Easy Cash, fondée à Mérignac en 2001 par 5 associés, affiche en 2025 un chiffre d’affaires de 322 M€. L’enseigne permet à ses clients de vendre et d’acheter 8M d’objets chaque année.
Les grandes étapes
- Le slogan initial, « le meilleur de l'occasion », incarne l’esprit de brocanteur qui animait les cofondateurs il y a 25 ans.
- Ils voulaient alors redorer le blason de cette pratique, trop souvent perçue comme une solution destinée aux personnes vivant dans la précarité.
- « C’était visionnaire à l’époque ! On ne parlait pas de 2de main. On n'avait ni Internet, ni Vinted », rappelle Anne-Catherine Péchinot, présidente d’Easy Cash.
- « Le succès de notre marque s’explique par la présence de magasins physiques, à de bons emplacements.
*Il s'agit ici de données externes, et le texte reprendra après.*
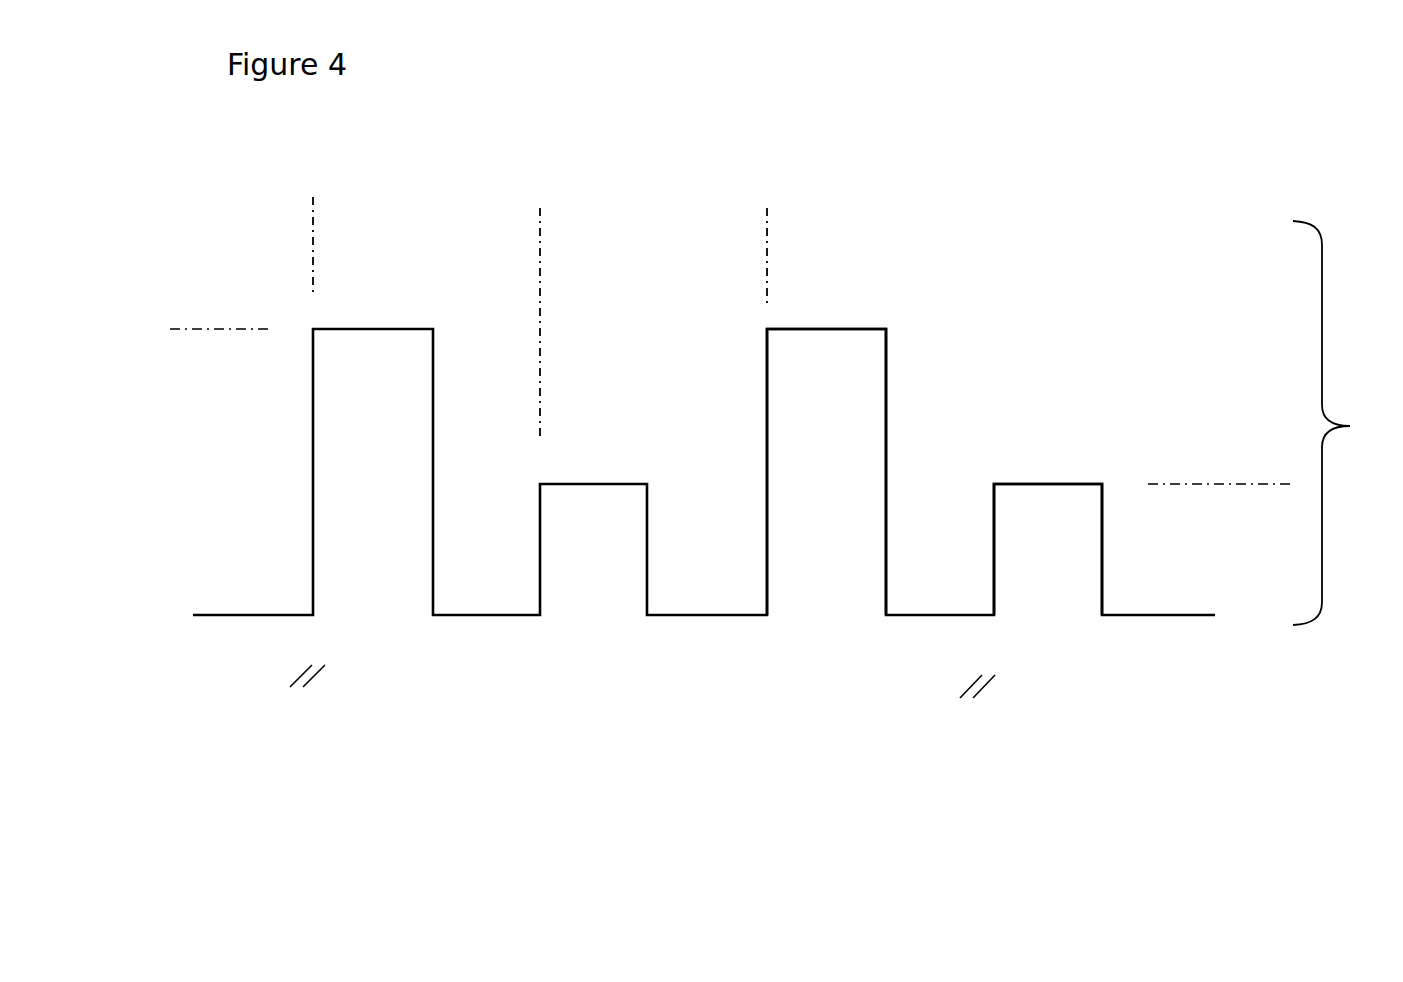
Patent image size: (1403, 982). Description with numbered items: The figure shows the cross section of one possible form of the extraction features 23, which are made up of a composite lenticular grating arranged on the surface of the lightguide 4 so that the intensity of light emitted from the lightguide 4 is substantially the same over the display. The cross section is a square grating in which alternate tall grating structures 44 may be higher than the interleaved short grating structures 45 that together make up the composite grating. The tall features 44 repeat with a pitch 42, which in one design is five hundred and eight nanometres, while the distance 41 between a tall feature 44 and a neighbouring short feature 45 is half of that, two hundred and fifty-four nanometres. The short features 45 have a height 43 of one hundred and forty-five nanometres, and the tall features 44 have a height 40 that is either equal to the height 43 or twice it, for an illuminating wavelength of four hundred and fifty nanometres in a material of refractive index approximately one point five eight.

The lightguide 4 is at (728, 689).
The extraction features 23 is at (1347, 423).
The height of the tall features 40 is at (182, 604).
The distance between tall and short features 41 is at (529, 221).
The pitch of the tall features 42 is at (324, 258).
The height of the short features 43 is at (1219, 604).
The tall grating structures 44 is at (880, 365).
The short grating structures 45 is at (1037, 484).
Les acheteurs ont besoin de voir le produit. »
- 10 ans après sa création, l’enseigne prend le virage du numérique avec la création de son site Internet en 2011.
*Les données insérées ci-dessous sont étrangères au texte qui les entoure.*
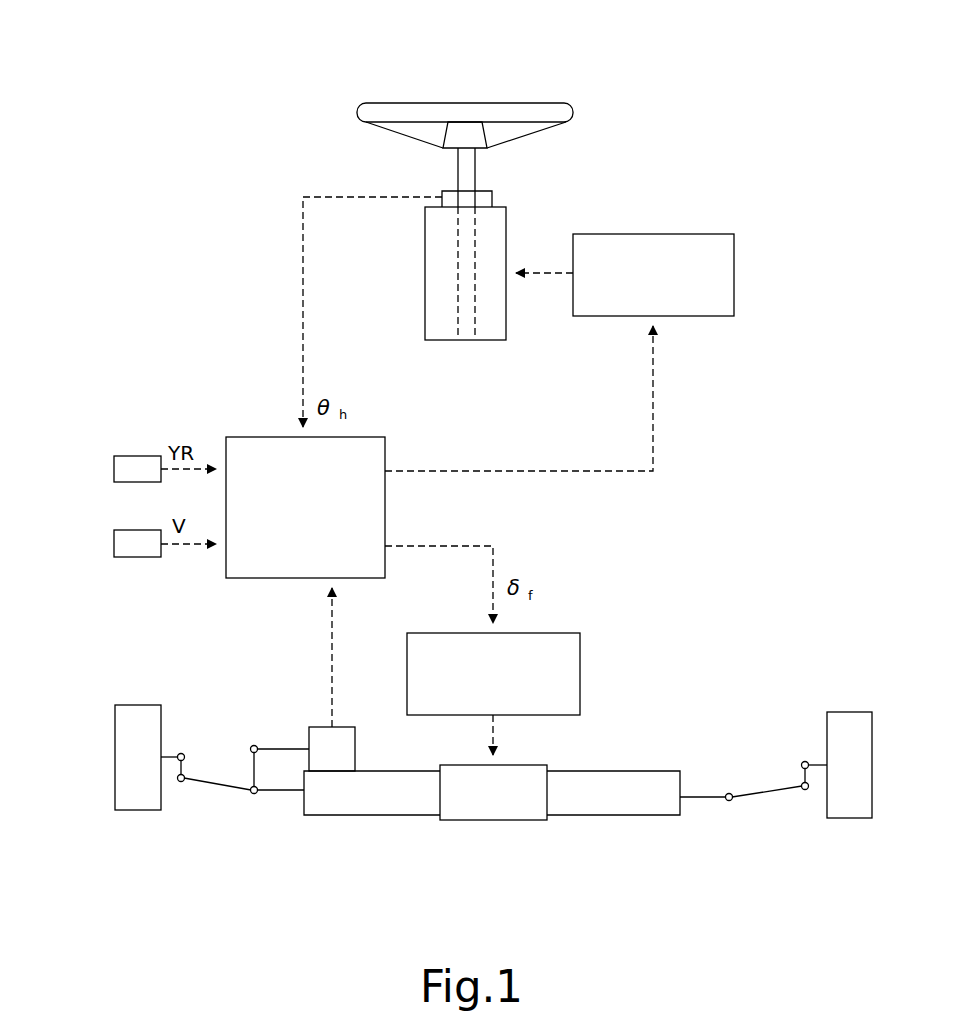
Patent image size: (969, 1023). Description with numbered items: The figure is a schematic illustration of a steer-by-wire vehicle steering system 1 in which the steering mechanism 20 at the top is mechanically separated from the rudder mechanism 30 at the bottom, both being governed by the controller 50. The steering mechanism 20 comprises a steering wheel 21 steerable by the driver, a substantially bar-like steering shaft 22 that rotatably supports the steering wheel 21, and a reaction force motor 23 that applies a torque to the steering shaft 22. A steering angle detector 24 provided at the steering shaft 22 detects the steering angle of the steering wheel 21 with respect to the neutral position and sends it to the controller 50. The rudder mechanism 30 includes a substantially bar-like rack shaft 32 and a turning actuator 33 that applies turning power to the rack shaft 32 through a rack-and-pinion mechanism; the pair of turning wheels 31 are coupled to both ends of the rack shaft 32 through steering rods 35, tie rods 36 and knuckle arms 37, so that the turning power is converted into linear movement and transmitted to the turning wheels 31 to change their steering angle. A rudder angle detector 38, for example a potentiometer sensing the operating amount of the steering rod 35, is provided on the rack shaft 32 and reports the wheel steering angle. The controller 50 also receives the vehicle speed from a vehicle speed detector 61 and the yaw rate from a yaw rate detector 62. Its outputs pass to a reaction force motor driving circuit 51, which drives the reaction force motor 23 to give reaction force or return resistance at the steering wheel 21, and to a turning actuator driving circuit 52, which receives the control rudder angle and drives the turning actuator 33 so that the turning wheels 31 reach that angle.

The vehicle steering system 1 is at (200, 139).
The steering mechanism 20 is at (699, 167).
The steering wheel 21 is at (562, 111).
The steering shaft 22 is at (465, 183).
The reaction force motor 23 is at (488, 222).
The steering angle detector 24 is at (442, 190).
The rudder mechanism 30 is at (698, 669).
The turning wheels 31 is at (135, 806).
The rack shaft 32 is at (358, 806).
The turning actuator 33 is at (495, 808).
The steering rods 35 is at (283, 793).
The tie rods 36 is at (225, 788).
The knuckle arms 37 is at (184, 768).
The rudder angle detector 38 is at (342, 750).
The controller 50 is at (353, 443).
The reaction force motor driving circuit 51 is at (723, 252).
The turning actuator driving circuit 52 is at (547, 640).
The vehicle speed detector 61 is at (113, 541).
The yaw rate detector 62 is at (113, 467).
- Easy Cash devient en 2024 une entreprise à mission, un statut juridique qui place les enjeux sociaux et environnementaux au cœur de sa stratégie.
165 magasins
- « Nous sommes d'indécrottables provinciaux », s’amuse la présidente. « On n'a personne à Paris et nous sommes très peu présents en région parisienne. »
- « Les magasins se sont développés par grappes autour des noyaux historiques portés par les fondateurs : en Gironde, du côté de Lille, en Bretagne, dans la région Rhône-Alpes. »
- « Aujourd'hui, nous terminons de mailler le territoire dans les villes de plus 100 000 habitants. »
Et aussi
- L’enseigne veut proposer plus de services à ses clients, au-delà de l’achat-vente des produits d'occasion, en orientant la stratégie vers la réparation.
- L’idée : offrir aux objets une 2de vie, en changeant par exemple une batterie en magasin, pour rallonger leur durée de vie.
- Kyklos, filiale du groupe, a vu le jour en 2024 à Ambarès-et-Lagrave. « On achète des flottes d’équipement, on les répare et on les injecte dans nos magasins », conclut Anne-Catherine Péchinot.